Accelerating System Log Processing by Semi-supervised Learning: A Technical Report
This work addresses the need for scalable log analysis tools in complex systems with diverse error messages, though it appears incremental as it builds on existing semi-supervised learning approaches.
The paper tackles the problem of automated system-log analysis for large-scale online systems by proposing a two-stage machine learning method based on the 'Least Prior Knowledge Principle', which shows advantages in processing speed and classification accuracy on empirical data.

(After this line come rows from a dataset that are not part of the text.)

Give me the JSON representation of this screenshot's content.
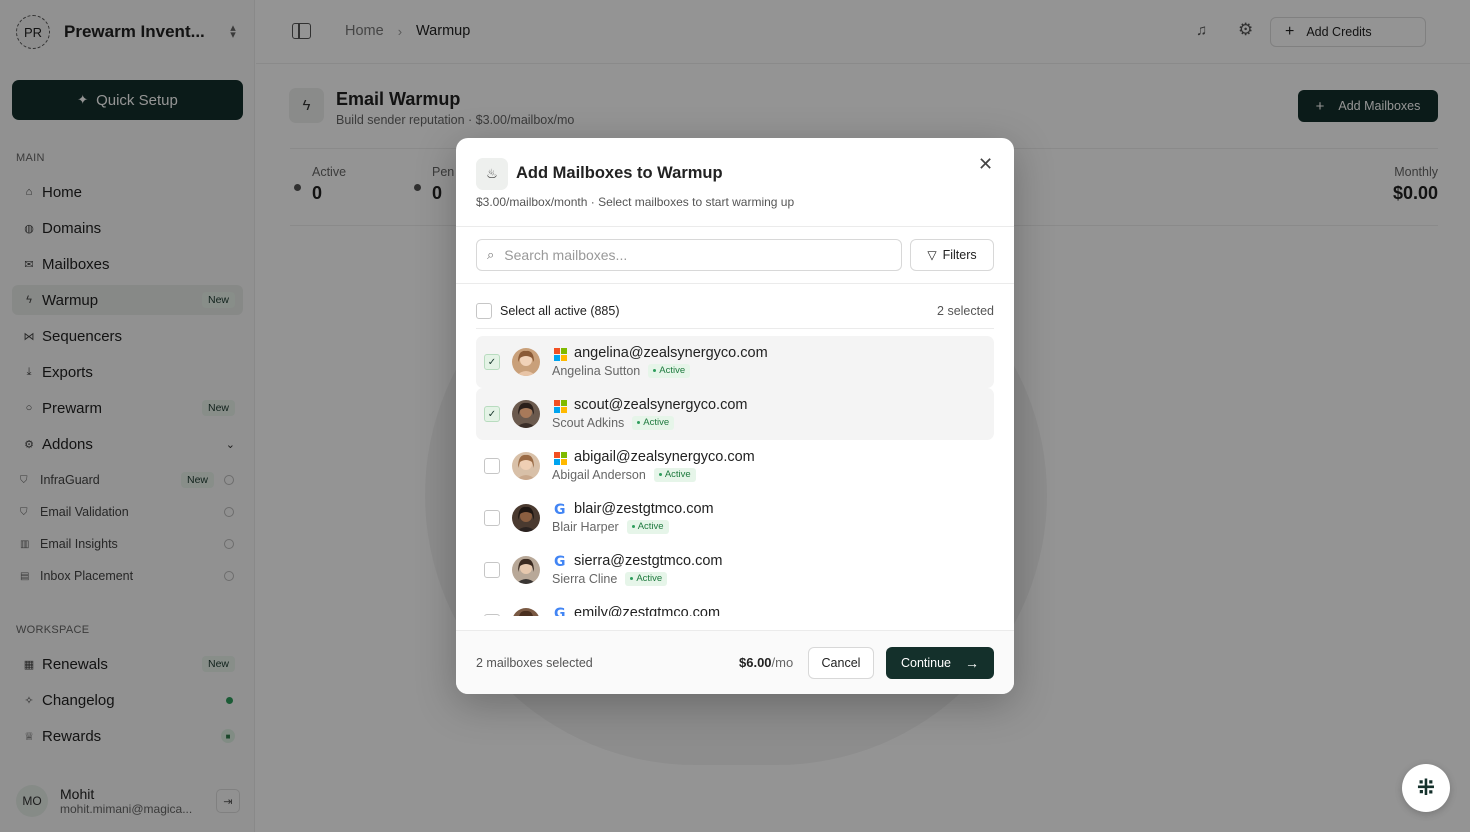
{
  "workspace": {
    "initials": "PR",
    "name": "Prewarm Invent..."
  },
  "sidebar": {
    "quick_setup": "Quick Setup",
    "main_label": "MAIN",
    "items": [
      {
        "label": "Home",
        "icon": "home-icon"
      },
      {
        "label": "Domains",
        "icon": "globe-icon"
      },
      {
        "label": "Mailboxes",
        "icon": "mail-icon"
      },
      {
        "label": "Warmup",
        "icon": "zap-icon",
        "badge": "New",
        "active": true
      },
      {
        "label": "Sequencers",
        "icon": "share-icon"
      },
      {
        "label": "Exports",
        "icon": "download-icon"
      },
      {
        "label": "Prewarm",
        "icon": "flame-icon",
        "badge": "New"
      },
      {
        "label": "Addons",
        "icon": "gear-icon"
      }
    ],
    "addons": [
      {
        "label": "InfraGuard",
        "badge": "New"
      },
      {
        "label": "Email Validation"
      },
      {
        "label": "Email Insights"
      },
      {
        "label": "Inbox Placement"
      }
    ],
    "workspace_label": "WORKSPACE",
    "workspace_items": [
      {
        "label": "Renewals",
        "badge": "New"
      },
      {
        "label": "Changelog"
      },
      {
        "label": "Rewards"
      }
    ],
    "user": {
      "initials": "MO",
      "name": "Mohit",
      "email": "mohit.mimani@magica..."
    }
  },
  "topbar": {
    "breadcrumb": [
      "Home",
      "Warmup"
    ],
    "add_credits": "Add Credits"
  },
  "page": {
    "title": "Email Warmup",
    "subtitle": "Build sender reputation · $3.00/mailbox/mo",
    "add_mailboxes": "Add Mailboxes",
    "stats": [
      {
        "label": "Active",
        "value": "0"
      },
      {
        "label": "Pen",
        "value": "0"
      },
      {
        "label": "Monthly",
        "value": "$0.00"
      }
    ]
  },
  "modal": {
    "title": "Add Mailboxes to Warmup",
    "subtitle": "$3.00/mailbox/month · Select mailboxes to start warming up",
    "search_placeholder": "Search mailboxes...",
    "filters": "Filters",
    "select_all": "Select all active (885)",
    "selected_count": "2 selected",
    "active_label": "Active",
    "mailboxes": [
      {
        "email": "angelina@zealsynergyco.com",
        "name": "Angelina Sutton",
        "provider": "microsoft",
        "checked": true
      },
      {
        "email": "scout@zealsynergyco.com",
        "name": "Scout Adkins",
        "provider": "microsoft",
        "checked": true
      },
      {
        "email": "abigail@zealsynergyco.com",
        "name": "Abigail Anderson",
        "provider": "microsoft",
        "checked": false
      },
      {
        "email": "blair@zestgtmco.com",
        "name": "Blair Harper",
        "provider": "google",
        "checked": false
      },
      {
        "email": "sierra@zestgtmco.com",
        "name": "Sierra Cline",
        "provider": "google",
        "checked": false
      },
      {
        "email": "emily@zestgtmco.com",
        "name": "",
        "provider": "google",
        "checked": false
      }
    ],
    "footer": {
      "count": "2 mailboxes selected",
      "price": "$6.00",
      "price_unit": "/mo",
      "cancel": "Cancel",
      "continue": "Continue"
    }
  },
  "colors": {
    "brand": "#14302b",
    "active_badge": "#2f9e5d"
  }
}
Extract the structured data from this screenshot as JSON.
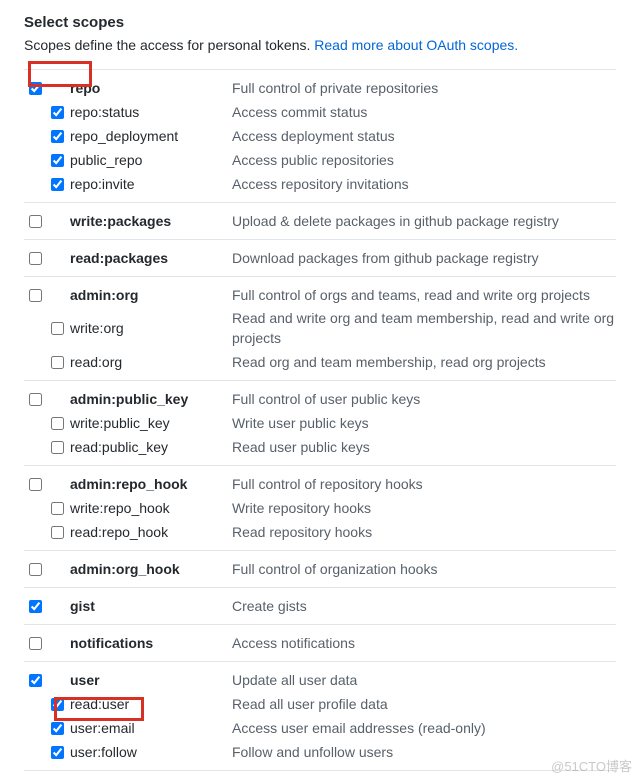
{
  "heading": "Select scopes",
  "subtext_prefix": "Scopes define the access for personal tokens. ",
  "subtext_link": "Read more about OAuth scopes.",
  "watermark": "@51CTO博客",
  "groups": [
    {
      "parent": {
        "name": "repo",
        "desc": "Full control of private repositories",
        "checked": true
      },
      "children": [
        {
          "name": "repo:status",
          "desc": "Access commit status",
          "checked": true
        },
        {
          "name": "repo_deployment",
          "desc": "Access deployment status",
          "checked": true
        },
        {
          "name": "public_repo",
          "desc": "Access public repositories",
          "checked": true
        },
        {
          "name": "repo:invite",
          "desc": "Access repository invitations",
          "checked": true
        }
      ]
    },
    {
      "parent": {
        "name": "write:packages",
        "desc": "Upload & delete packages in github package registry",
        "checked": false
      },
      "children": []
    },
    {
      "parent": {
        "name": "read:packages",
        "desc": "Download packages from github package registry",
        "checked": false
      },
      "children": []
    },
    {
      "parent": {
        "name": "admin:org",
        "desc": "Full control of orgs and teams, read and write org projects",
        "checked": false
      },
      "children": [
        {
          "name": "write:org",
          "desc": "Read and write org and team membership, read and write org projects",
          "checked": false
        },
        {
          "name": "read:org",
          "desc": "Read org and team membership, read org projects",
          "checked": false
        }
      ]
    },
    {
      "parent": {
        "name": "admin:public_key",
        "desc": "Full control of user public keys",
        "checked": false
      },
      "children": [
        {
          "name": "write:public_key",
          "desc": "Write user public keys",
          "checked": false
        },
        {
          "name": "read:public_key",
          "desc": "Read user public keys",
          "checked": false
        }
      ]
    },
    {
      "parent": {
        "name": "admin:repo_hook",
        "desc": "Full control of repository hooks",
        "checked": false
      },
      "children": [
        {
          "name": "write:repo_hook",
          "desc": "Write repository hooks",
          "checked": false
        },
        {
          "name": "read:repo_hook",
          "desc": "Read repository hooks",
          "checked": false
        }
      ]
    },
    {
      "parent": {
        "name": "admin:org_hook",
        "desc": "Full control of organization hooks",
        "checked": false
      },
      "children": []
    },
    {
      "parent": {
        "name": "gist",
        "desc": "Create gists",
        "checked": true
      },
      "children": []
    },
    {
      "parent": {
        "name": "notifications",
        "desc": "Access notifications",
        "checked": false
      },
      "children": []
    },
    {
      "parent": {
        "name": "user",
        "desc": "Update all user data",
        "checked": true
      },
      "children": [
        {
          "name": "read:user",
          "desc": "Read all user profile data",
          "checked": true
        },
        {
          "name": "user:email",
          "desc": "Access user email addresses (read-only)",
          "checked": true
        },
        {
          "name": "user:follow",
          "desc": "Follow and unfollow users",
          "checked": true
        }
      ]
    }
  ]
}
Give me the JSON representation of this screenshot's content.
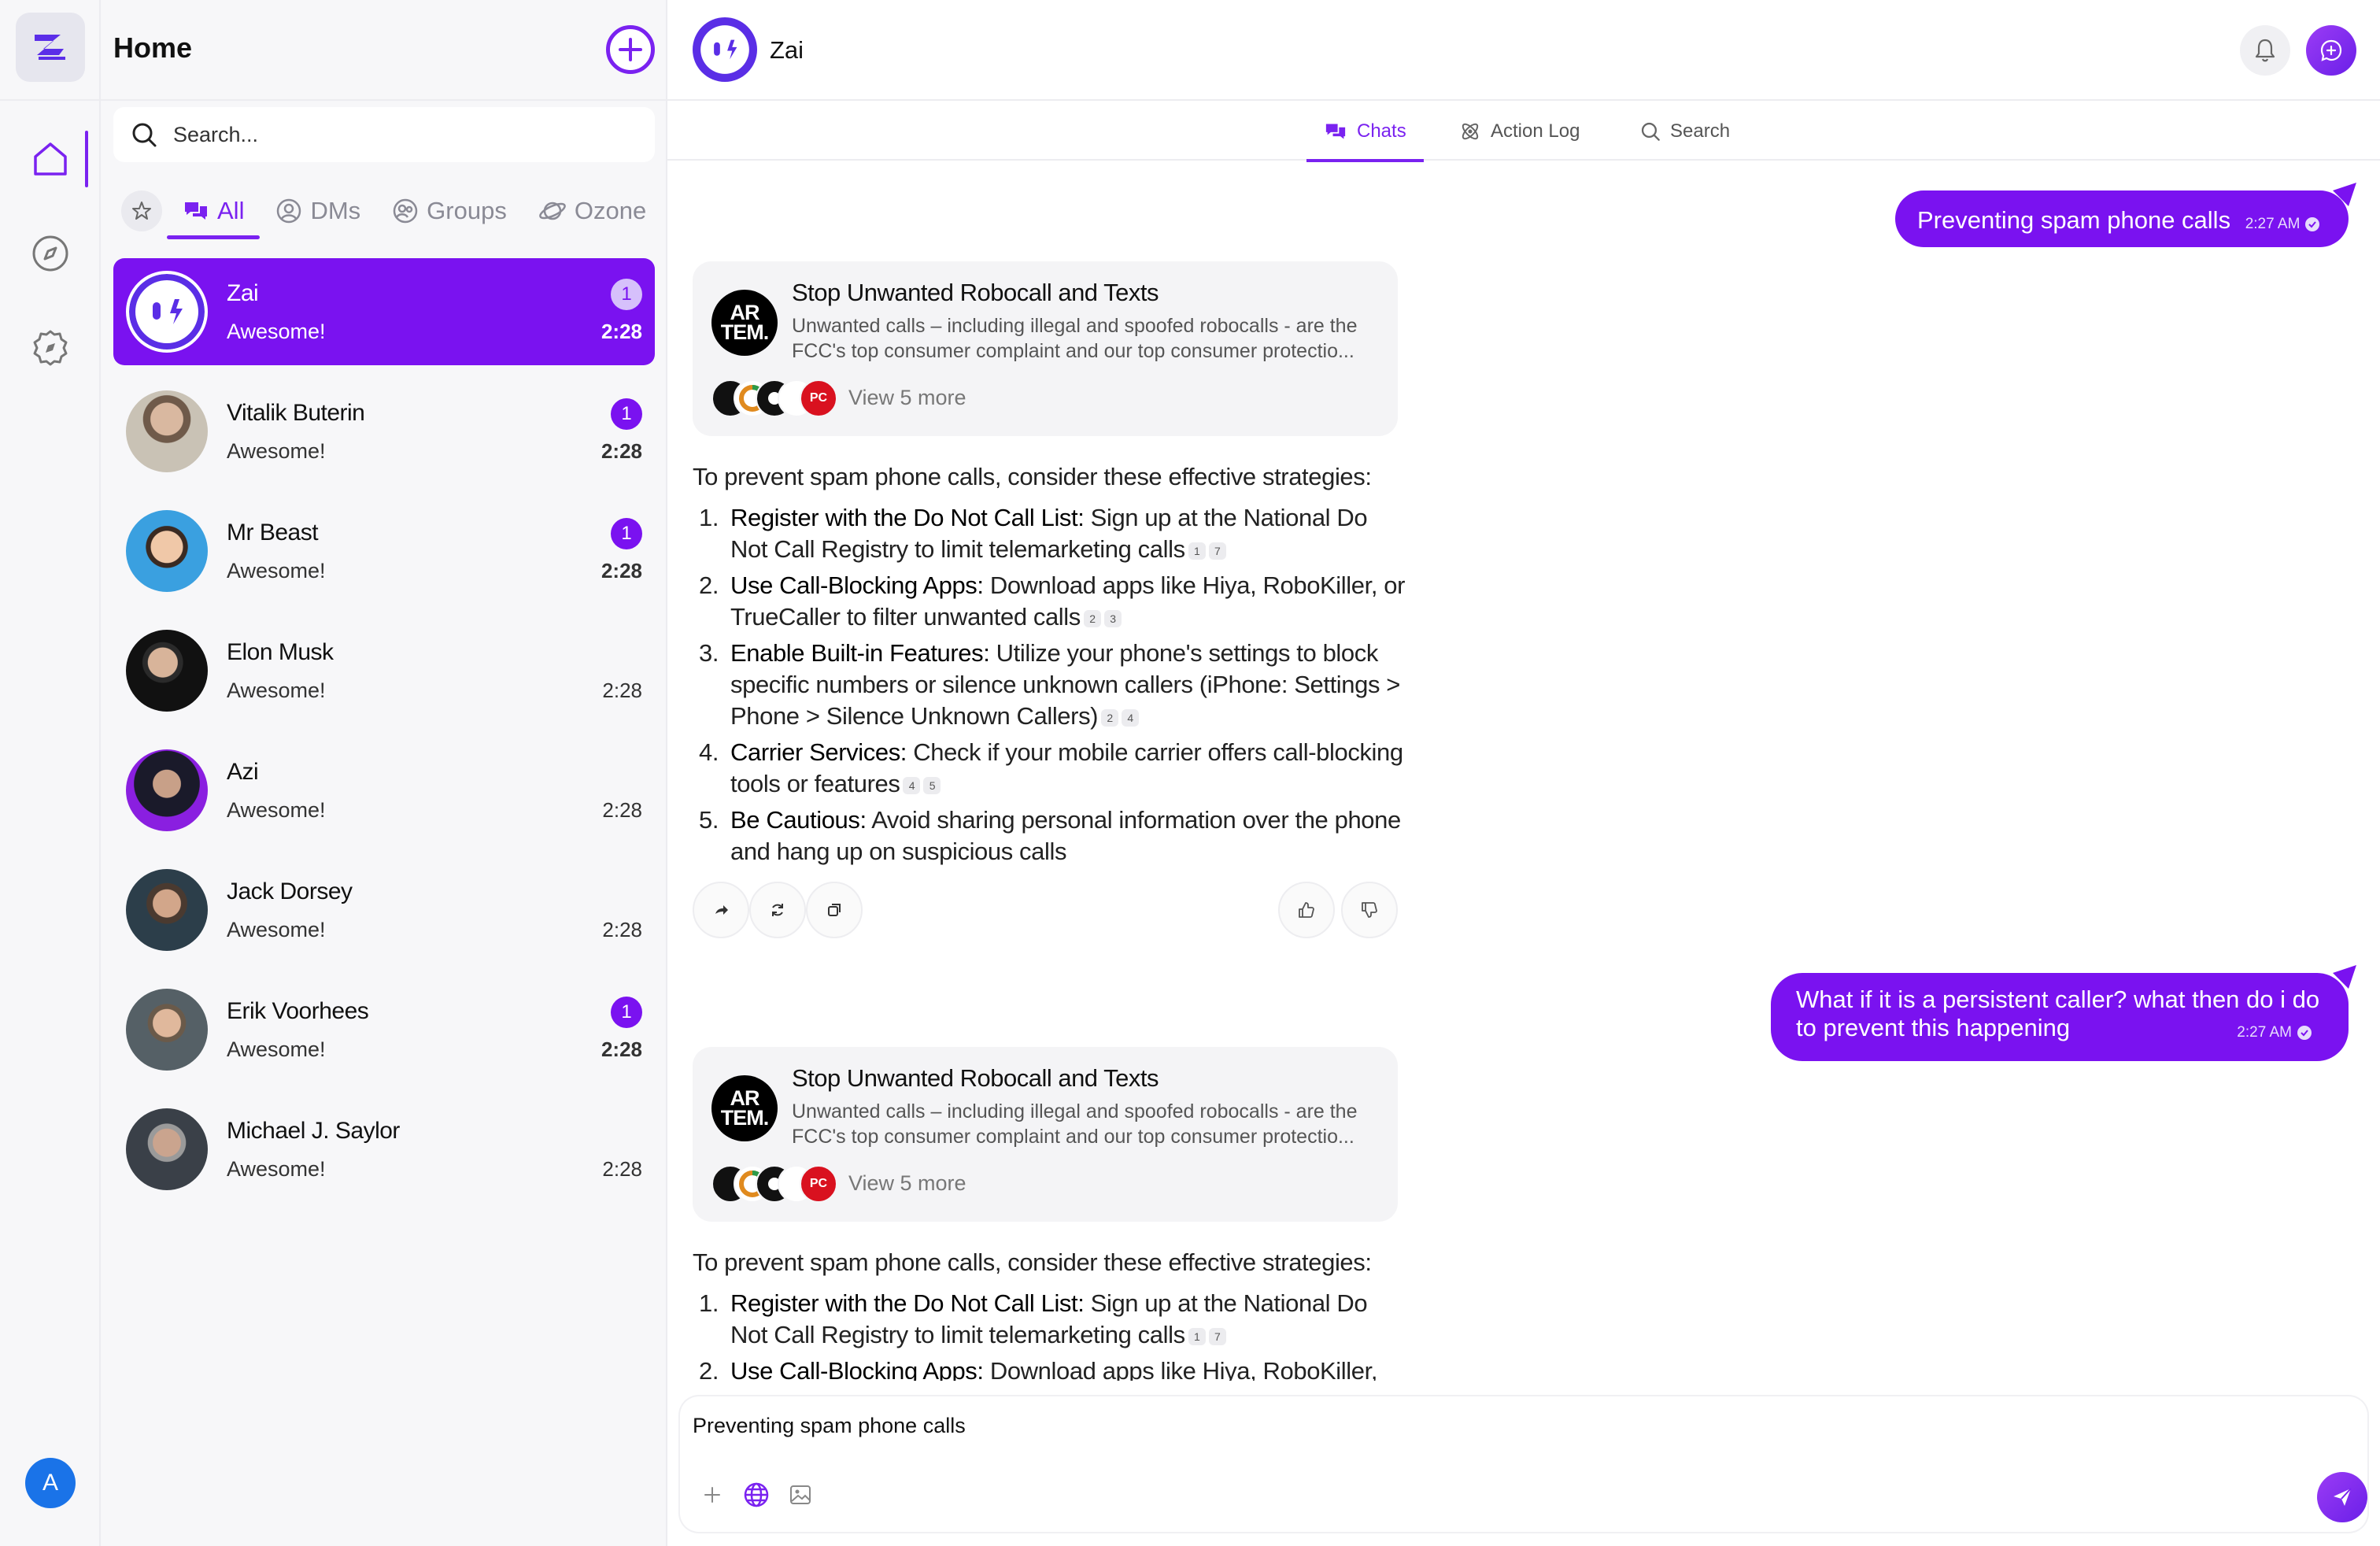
{
  "sidebar": {
    "items": [
      {
        "name": "home"
      },
      {
        "name": "discover"
      },
      {
        "name": "explore"
      }
    ],
    "user_initial": "A"
  },
  "panel": {
    "title": "Home",
    "search_placeholder": "Search...",
    "filters": [
      "All",
      "DMs",
      "Groups",
      "Ozone"
    ],
    "chats": [
      {
        "name": "Zai",
        "preview": "Awesome!",
        "time": "2:28",
        "badge": "1",
        "active": true
      },
      {
        "name": "Vitalik Buterin",
        "preview": "Awesome!",
        "time": "2:28",
        "badge": "1"
      },
      {
        "name": "Mr Beast",
        "preview": "Awesome!",
        "time": "2:28",
        "badge": "1"
      },
      {
        "name": "Elon Musk",
        "preview": "Awesome!",
        "time": "2:28",
        "badge": ""
      },
      {
        "name": "Azi",
        "preview": "Awesome!",
        "time": "2:28",
        "badge": ""
      },
      {
        "name": "Jack Dorsey",
        "preview": "Awesome!",
        "time": "2:28",
        "badge": ""
      },
      {
        "name": "Erik Voorhees",
        "preview": "Awesome!",
        "time": "2:28",
        "badge": "1"
      },
      {
        "name": "Michael J. Saylor",
        "preview": "Awesome!",
        "time": "2:28",
        "badge": ""
      }
    ]
  },
  "header": {
    "title": "Zai"
  },
  "tabs": [
    "Chats",
    "Action Log",
    "Search"
  ],
  "messages": [
    {
      "user": {
        "text": "Preventing spam phone calls",
        "time": "2:27 AM"
      },
      "source": {
        "logo": "AR TEM.",
        "title": "Stop Unwanted Robocall and Texts",
        "desc": "Unwanted calls – including illegal and spoofed robocalls - are the FCC's top consumer complaint and our top consumer protectio...",
        "more": "View 5 more"
      },
      "answer": {
        "intro": "To prevent spam phone calls, consider these effective strategies:",
        "items": [
          {
            "n": "1.",
            "title": "Register with the Do Not Call List:",
            "text": " Sign up at the National Do Not Call Registry to limit telemarketing calls",
            "cites": [
              "1",
              "7"
            ]
          },
          {
            "n": "2.",
            "title": "Use Call-Blocking Apps:",
            "text": " Download apps like Hiya, RoboKiller, or TrueCaller to filter unwanted calls",
            "cites": [
              "2",
              "3"
            ]
          },
          {
            "n": "3.",
            "title": "Enable Built-in Features:",
            "text": " Utilize your phone's settings to block specific numbers or silence unknown callers (iPhone: Settings > Phone > Silence Unknown Callers)",
            "cites": [
              "2",
              "4"
            ]
          },
          {
            "n": "4.",
            "title": "Carrier Services:",
            "text": " Check if your mobile carrier offers call-blocking tools or features",
            "cites": [
              "4",
              "5"
            ]
          },
          {
            "n": "5.",
            "title": "Be Cautious:",
            "text": " Avoid sharing personal information over the phone and hang up on suspicious calls",
            "cites": []
          }
        ]
      }
    },
    {
      "user": {
        "text": "What if it is a persistent caller? what then do i do to prevent this happening",
        "time": "2:27 AM"
      },
      "source": {
        "logo": "AR TEM.",
        "title": "Stop Unwanted Robocall and Texts",
        "desc": "Unwanted calls – including illegal and spoofed robocalls - are the FCC's top consumer complaint and our top consumer protectio...",
        "more": "View 5 more"
      },
      "answer": {
        "intro": "To prevent spam phone calls, consider these effective strategies:",
        "items": [
          {
            "n": "1.",
            "title": "Register with the Do Not Call List:",
            "text": " Sign up at the National Do Not Call Registry to limit telemarketing calls",
            "cites": [
              "1",
              "7"
            ]
          },
          {
            "n": "2.",
            "title": "Use Call-Blocking Apps:",
            "text": " Download apps like Hiya, RoboKiller,",
            "cites": []
          }
        ]
      }
    }
  ],
  "composer": {
    "value": "Preventing spam phone calls"
  },
  "colors": {
    "accent": "#7a12f0",
    "panel_bg": "#f7f7f9"
  }
}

There is an increasing need for more automated system-log analysis tools for large scale online system in a timely manner. However, conventional way to monitor and classify the log output based on keyword list does not scale well for complex system in which codes contributed by a large group of developers, with diverse ways of encoding the error messages, often with misleading pre-set labels. In this paper, we propose that the design of a large scale online log analysis should follow the "Least Prior Knowledge Principle", in which unsupervised or semi-supervised solution with the minimal prior knowledge of the log should be encoded directly. Thereby, we report our experience in designing a two-stage machine learning based method, in which the system logs are regarded as the output of a quasi-natural language, pre-filtered by a perplexity score threshold, and then undergo a fine-grained classification procedure. Tests on empirical data show that our method has obvious advantage regarding to the processing speed and classification accuracy.